Created attachment 571888 [details] self-contained test program Save this file as /usr/local/bin/abc.pl and make it executable. Run abc.pl create m do systemctl start m.service Observe that only the a.service is started.
(In reply to comment #19) > The problem is when job_type_merge() in job.c merges a JOB_TRY_RESTART and a > JOB_START job, it turns the TRY_RESTART job into a RESTART job, but loses all > the dependencies on the JOB_START job. So it tries to do the RESTART > immediately, even though none of the dependencies of the JOB_START have been > satisfied. Right. But the fix should not consist of transferring the dependencies into the merged job. The right behaviour is to have the TRY_RESTART job take a shortcut and finish immediately with success - because the service is still inactive, so try-restart should be a NOP. The scheduled START job should not be disturbed.

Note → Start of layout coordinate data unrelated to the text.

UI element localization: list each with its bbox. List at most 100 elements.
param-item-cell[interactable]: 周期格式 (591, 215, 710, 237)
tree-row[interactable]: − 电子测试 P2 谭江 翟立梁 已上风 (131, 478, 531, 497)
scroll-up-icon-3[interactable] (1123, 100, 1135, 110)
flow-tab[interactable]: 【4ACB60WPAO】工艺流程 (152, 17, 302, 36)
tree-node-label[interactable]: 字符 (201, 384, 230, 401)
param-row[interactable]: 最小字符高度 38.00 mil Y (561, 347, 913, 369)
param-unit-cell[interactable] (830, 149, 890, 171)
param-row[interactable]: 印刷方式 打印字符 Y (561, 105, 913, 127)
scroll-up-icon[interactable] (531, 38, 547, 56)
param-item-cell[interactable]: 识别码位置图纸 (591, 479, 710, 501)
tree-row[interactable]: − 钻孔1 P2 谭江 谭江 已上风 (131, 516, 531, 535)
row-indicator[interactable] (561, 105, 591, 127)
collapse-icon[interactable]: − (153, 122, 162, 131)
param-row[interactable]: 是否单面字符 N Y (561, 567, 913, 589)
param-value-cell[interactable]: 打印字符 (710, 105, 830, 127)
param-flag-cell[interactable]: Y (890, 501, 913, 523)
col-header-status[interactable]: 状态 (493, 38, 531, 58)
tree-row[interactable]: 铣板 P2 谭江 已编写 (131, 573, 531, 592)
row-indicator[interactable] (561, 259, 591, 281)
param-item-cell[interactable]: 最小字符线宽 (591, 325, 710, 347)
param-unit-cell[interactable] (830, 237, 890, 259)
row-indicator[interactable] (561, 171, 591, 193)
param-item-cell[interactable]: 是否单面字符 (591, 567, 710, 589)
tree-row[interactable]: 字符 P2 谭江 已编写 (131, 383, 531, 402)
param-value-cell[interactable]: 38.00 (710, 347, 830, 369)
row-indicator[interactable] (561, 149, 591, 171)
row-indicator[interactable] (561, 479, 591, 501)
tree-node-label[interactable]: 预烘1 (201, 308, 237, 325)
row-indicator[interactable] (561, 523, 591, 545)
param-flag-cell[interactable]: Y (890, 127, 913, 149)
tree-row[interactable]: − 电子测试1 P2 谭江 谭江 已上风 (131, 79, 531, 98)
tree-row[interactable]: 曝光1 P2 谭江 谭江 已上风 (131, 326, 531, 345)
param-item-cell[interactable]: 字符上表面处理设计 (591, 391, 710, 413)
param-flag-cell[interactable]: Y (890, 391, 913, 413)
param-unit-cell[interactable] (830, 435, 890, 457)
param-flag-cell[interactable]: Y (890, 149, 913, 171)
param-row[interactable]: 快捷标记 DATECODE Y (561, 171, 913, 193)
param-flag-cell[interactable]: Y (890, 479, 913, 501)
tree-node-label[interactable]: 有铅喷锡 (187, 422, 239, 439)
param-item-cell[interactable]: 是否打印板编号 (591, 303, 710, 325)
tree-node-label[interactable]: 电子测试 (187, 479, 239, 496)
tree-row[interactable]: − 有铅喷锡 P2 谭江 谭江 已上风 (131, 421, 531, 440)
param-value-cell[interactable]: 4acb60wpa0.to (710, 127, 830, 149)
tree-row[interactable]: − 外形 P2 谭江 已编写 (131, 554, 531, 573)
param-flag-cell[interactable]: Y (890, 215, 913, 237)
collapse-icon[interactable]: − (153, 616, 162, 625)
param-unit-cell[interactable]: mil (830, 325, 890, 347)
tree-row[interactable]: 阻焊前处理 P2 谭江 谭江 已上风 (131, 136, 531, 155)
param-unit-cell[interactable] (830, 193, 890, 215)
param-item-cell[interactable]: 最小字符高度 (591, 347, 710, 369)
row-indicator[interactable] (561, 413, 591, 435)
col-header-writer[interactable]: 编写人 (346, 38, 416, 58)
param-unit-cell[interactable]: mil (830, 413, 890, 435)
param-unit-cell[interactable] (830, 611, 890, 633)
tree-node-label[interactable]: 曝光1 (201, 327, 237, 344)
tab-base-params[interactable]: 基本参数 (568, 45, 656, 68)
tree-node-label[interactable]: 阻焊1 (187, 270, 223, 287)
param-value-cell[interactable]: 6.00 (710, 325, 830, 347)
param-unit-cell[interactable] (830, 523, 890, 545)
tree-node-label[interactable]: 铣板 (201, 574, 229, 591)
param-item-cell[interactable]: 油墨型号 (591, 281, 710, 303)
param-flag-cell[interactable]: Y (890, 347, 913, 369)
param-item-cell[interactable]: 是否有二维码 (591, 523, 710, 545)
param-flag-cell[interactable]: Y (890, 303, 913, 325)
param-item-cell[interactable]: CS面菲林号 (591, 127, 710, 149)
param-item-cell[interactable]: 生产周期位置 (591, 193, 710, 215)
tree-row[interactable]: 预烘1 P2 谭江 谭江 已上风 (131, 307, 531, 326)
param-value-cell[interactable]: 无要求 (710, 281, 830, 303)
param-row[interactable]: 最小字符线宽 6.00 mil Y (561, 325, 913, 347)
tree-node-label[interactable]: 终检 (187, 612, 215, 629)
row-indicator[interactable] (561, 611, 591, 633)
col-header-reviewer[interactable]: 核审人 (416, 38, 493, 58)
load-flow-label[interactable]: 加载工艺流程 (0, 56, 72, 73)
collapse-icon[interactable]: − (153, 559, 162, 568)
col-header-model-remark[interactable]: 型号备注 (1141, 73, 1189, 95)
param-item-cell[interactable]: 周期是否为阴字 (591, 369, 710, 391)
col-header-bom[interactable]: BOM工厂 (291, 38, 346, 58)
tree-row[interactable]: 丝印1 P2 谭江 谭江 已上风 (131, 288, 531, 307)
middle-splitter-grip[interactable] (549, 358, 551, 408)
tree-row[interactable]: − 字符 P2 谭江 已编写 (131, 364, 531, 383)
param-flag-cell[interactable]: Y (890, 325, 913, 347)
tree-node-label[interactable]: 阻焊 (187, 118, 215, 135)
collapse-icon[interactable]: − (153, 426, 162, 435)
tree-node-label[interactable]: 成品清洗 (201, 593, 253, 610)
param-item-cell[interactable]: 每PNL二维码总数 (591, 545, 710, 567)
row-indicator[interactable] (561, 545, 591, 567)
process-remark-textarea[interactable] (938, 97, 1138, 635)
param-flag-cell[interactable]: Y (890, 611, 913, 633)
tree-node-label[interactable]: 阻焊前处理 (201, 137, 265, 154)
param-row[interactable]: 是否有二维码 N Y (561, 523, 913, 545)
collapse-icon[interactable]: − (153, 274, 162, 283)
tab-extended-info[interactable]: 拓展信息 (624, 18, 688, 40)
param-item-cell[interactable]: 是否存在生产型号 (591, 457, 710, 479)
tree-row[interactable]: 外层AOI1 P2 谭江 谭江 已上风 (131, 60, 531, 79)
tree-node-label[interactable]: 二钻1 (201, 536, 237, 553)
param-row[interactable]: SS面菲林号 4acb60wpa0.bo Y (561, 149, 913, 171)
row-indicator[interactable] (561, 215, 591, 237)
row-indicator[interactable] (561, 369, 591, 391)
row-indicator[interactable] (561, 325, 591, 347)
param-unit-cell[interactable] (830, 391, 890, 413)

This should avoid the running of the services out of order: http://cgit.freedesktop.org/systemd/systemd/commit/?id=dd17d38879503f018fdf6bbff822970afcddb6f1 It's still not the optimal solution though (see comment #21).
I built a local systemd with that patch and tried it, but it didn't improve matters with either ypbind or my test program.
Jay, could you test if replacing service ypbind condrestart with systemctl try-restart --no-block ypbind.service in /etc/dhcp/dhclient.d/nis.sh helps? And similarly, in your abc.pl try adding "--no-block" to the try-restart call.
That seems to make them both work, at least on lab3. Lab4 is being more problematic, but its configuration appears to be messed up. In any case, perhaps we should change how systemd treats service condrestart requests so as to undo breakage of existing scripts?
*** Bug 814946 has been marked as a duplicate of this bug. ***
Upstream patch to complete the fix: http://cgit.freedesktop.org/systemd/systemd/commit/?id=e0209d83e7b30153f43b1a633c955f66eb2c2e4a
Will there be an f16 build with this fix?
F16 candidate build: http://koji.fedoraproject.org/koji/taskinfo?taskID=4054950
Thanks! Running it locally now. I can only reproduce the problem intermittently, though; I'll see how it looks in a bit.
systemd-44-9.fc17 has been submitted as an update for Fedora 17. https://admin.fedoraproject.org/updates/systemd-44-9.fc17
systemd-37-20.fc16 has been submitted as an update for Fedora 16. https://admin.fedoraproject.org/updates/systemd-37-20.fc16
Package systemd-44-9.fc17: * should fix your issue, * was pushed to the Fedora 17 testing repository, * should be available at your local mirror within two days. Update it with: # su -c 'yum update --enablerepo=updates-testing systemd-44-9.fc17' as soon as you are able to. Please go to the following url: https://admin.fedoraproject.org/updates/FEDORA-2012-8127/systemd-44-9.fc17 then log in and leave karma (feedback).
systemd-44-12.fc17 has been pushed to the Fedora 17 stable repository. If problems still persist, please make note of it in this bug report.
systemd-37-25.fc16 has been pushed to the Fedora 16 stable repository. If problems still persist, please make note of it in this bug report.